Greens have no useful contributions to make in the global quest for useful electricity. They know too little about the subject. Keep pointing this out.
Geoff S

Reply to  sherro01
October 15, 2024 2:13 pm

Nick Stokes believes that all you have to do to get all the energy you need and avoid blackouts is to hold an auction (of some sort).

I don’t think he understands much about thermodynamics, an auction is not a source of energy.

Reply to  karlomonte
October 15, 2024 4:55 pm

Citing Nick Stokes is akin to citing the Grimm Bros. !!

Its all fantasy based.

Editor
October 15, 2024 2:36 pm

When there is reliable 24/7 abundant electrical power, there is very little deep poverty. Electrical power makes human labor more productive and more valuable, thus lifting peoples out of poverty.

I have witnessed this myself in the developing world. I lived and worked in countries with electrical infrastructure, but only enough supply for an hour or two of electricity a day, at rather random hours, almost everywhere — only the capital and wealthy neighborhoods had nominal 24/7 power — and those places almost always supplied their own back-up power with diesel generators.

Driving into a town one could immediately tell if the power was on — you would find open shops, men and women on the streets running small businesses that required machines (sewing, welding, repairing things). The children, of course,would run inside to watch TV while they could….

There are only a few things that poor countries need: a stable, beneficent government; clean safe drinking water; 24/7 affordable electricity. With those, they will have jobs and lift themselves out of poverty.

October 15, 2024 3:23 pm

The only economic reason to install wind and solar is to save perched water in perched water constrained hydropower supplying a grid. And there is not much point in having so much wind and solar that it impinges on the steady operation of thermal plant.

There may be other economic applications less significance.

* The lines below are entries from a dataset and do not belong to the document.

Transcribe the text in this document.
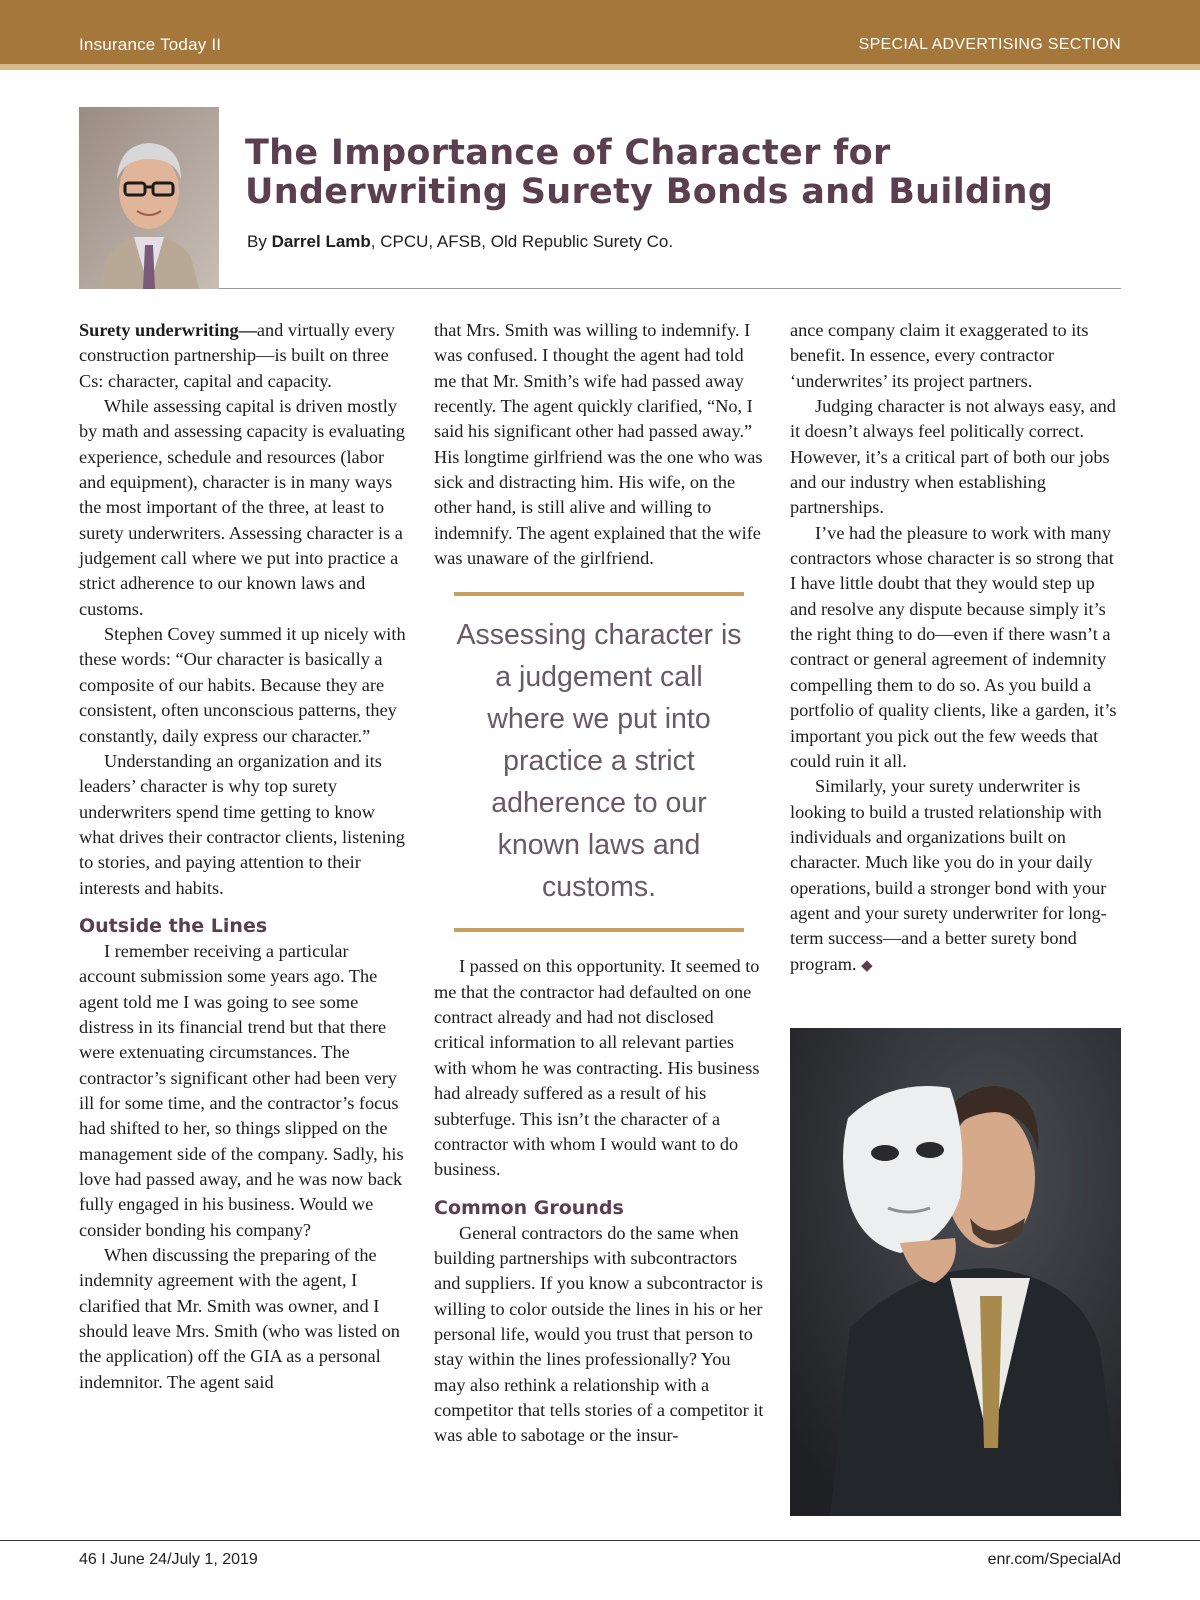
Insurance Today II	SPECIAL ADVERTISING SECTION
The Importance of Character for Underwriting Surety Bonds and Building
By Darrel Lamb, CPCU, AFSB, Old Republic Surety Co.

Surety underwriting—and virtually every construction partnership—is built on three Cs: character, capital and capacity.

While assessing capital is driven mostly by math and assessing capacity is evaluating experience, schedule and resources (labor and equipment), character is in many ways the most important of the three, at least to surety underwriters. Assessing character is a judgement call where we put into practice a strict adherence to our known laws and customs.

Stephen Covey summed it up nicely with these words: “Our character is basically a composite of our habits. Because they are consistent, often unconscious patterns, they constantly, daily express our character.”

Understanding an organization and its leaders’ character is why top surety underwriters spend time getting to know what drives their contractor clients, listening to stories, and paying attention to their interests and habits.

Outside the Lines

I remember receiving a particular account submission some years ago. The agent told me I was going to see some distress in its financial trend but that there were extenuating circumstances. The contractor’s significant other had been very ill for some time, and the contractor’s focus had shifted to her, so things slipped on the management side of the company. Sadly, his love had passed away, and he was now back fully engaged in his business. Would we consider bonding his company?

When discussing the preparing of the indemnity agreement with the agent, I clarified that Mr. Smith was owner, and I should leave Mrs. Smith (who was listed on the application) off the GIA as a personal indemnitor. The agent said

that Mrs. Smith was willing to indemnify. I was confused. I thought the agent had told me that Mr. Smith’s wife had passed away recently. The agent quickly clarified, “No, I said his significant other had passed away.” His longtime girlfriend was the one who was sick and distracting him. His wife, on the other hand, is still alive and willing to indemnify. The agent explained that the wife was unaware of the girlfriend.

Assessing character is a judgement call where we put into practice a strict adherence to our known laws and customs.

I passed on this opportunity. It seemed to me that the contractor had defaulted on one contract already and had not disclosed critical information to all relevant parties with whom he was contracting. His business had already suffered as a result of his subterfuge. This isn’t the character of a contractor with whom I would want to do business.

Common Grounds

General contractors do the same when building partnerships with subcontractors and suppliers. If you know a subcontractor is willing to color outside the lines in his or her personal life, would you trust that person to stay within the lines professionally? You may also rethink a relationship with a competitor that tells stories of a competitor it was able to sabotage or the insur-

ance company claim it exaggerated to its benefit. In essence, every contractor ‘underwrites’ its project partners.

Judging character is not always easy, and it doesn’t always feel politically correct. However, it’s a critical part of both our jobs and our industry when establishing partnerships.

I’ve had the pleasure to work with many contractors whose character is so strong that I have little doubt that they would step up and resolve any dispute because simply it’s the right thing to do—even if there wasn’t a contract or general agreement of indemnity compelling them to do so. As you build a portfolio of quality clients, like a garden, it’s important you pick out the few weeds that could ruin it all.

Similarly, your surety underwriter is looking to build a trusted relationship with individuals and organizations built on character. Much like you do in your daily operations, build a stronger bond with your agent and your surety underwriter for long-term success—and a better surety bond program. ◆

46 I June 24/July 1, 2019	enr.com/SpecialAd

In Australia, It is becoming more common for remote properties to go solar/battery rather than diesel generator or paying the high cost of a transformer and overhead power line from a nearby transmission line.

Sparta Nova 4
Reply to  RickWill
October 16, 2024 8:00 am

Those in Australia make sense, but also they are not grid scale applications.
Solar and wind are niche technologies that do not scale.

ntesdorf
October 15, 2024 3:49 pm

Indians are not primitive and silly like American Democrats and Climate Alarmists.

max
October 15, 2024 4:24 pm

But guilting the west out of energy is the only game they have. The Asians are looking out for their people, while the governments of Europe and NA are ready to shoulder the burden that will barely move even if we give up all fuel usage. Malthusian barely begins to cover it.

gezza1298
October 17, 2024 4:03 am

As Tata takes a wodge of taxpayers cash to close down the last blast furnaces in the UK it is building more than the UK capacity of blast furnaces in India. The electric arc furnaces that are supposed to be built here won’t be because our electricity is too expensive. Notwithstanding that, there is a limit to how many times steel can be reused as it gets contaminated.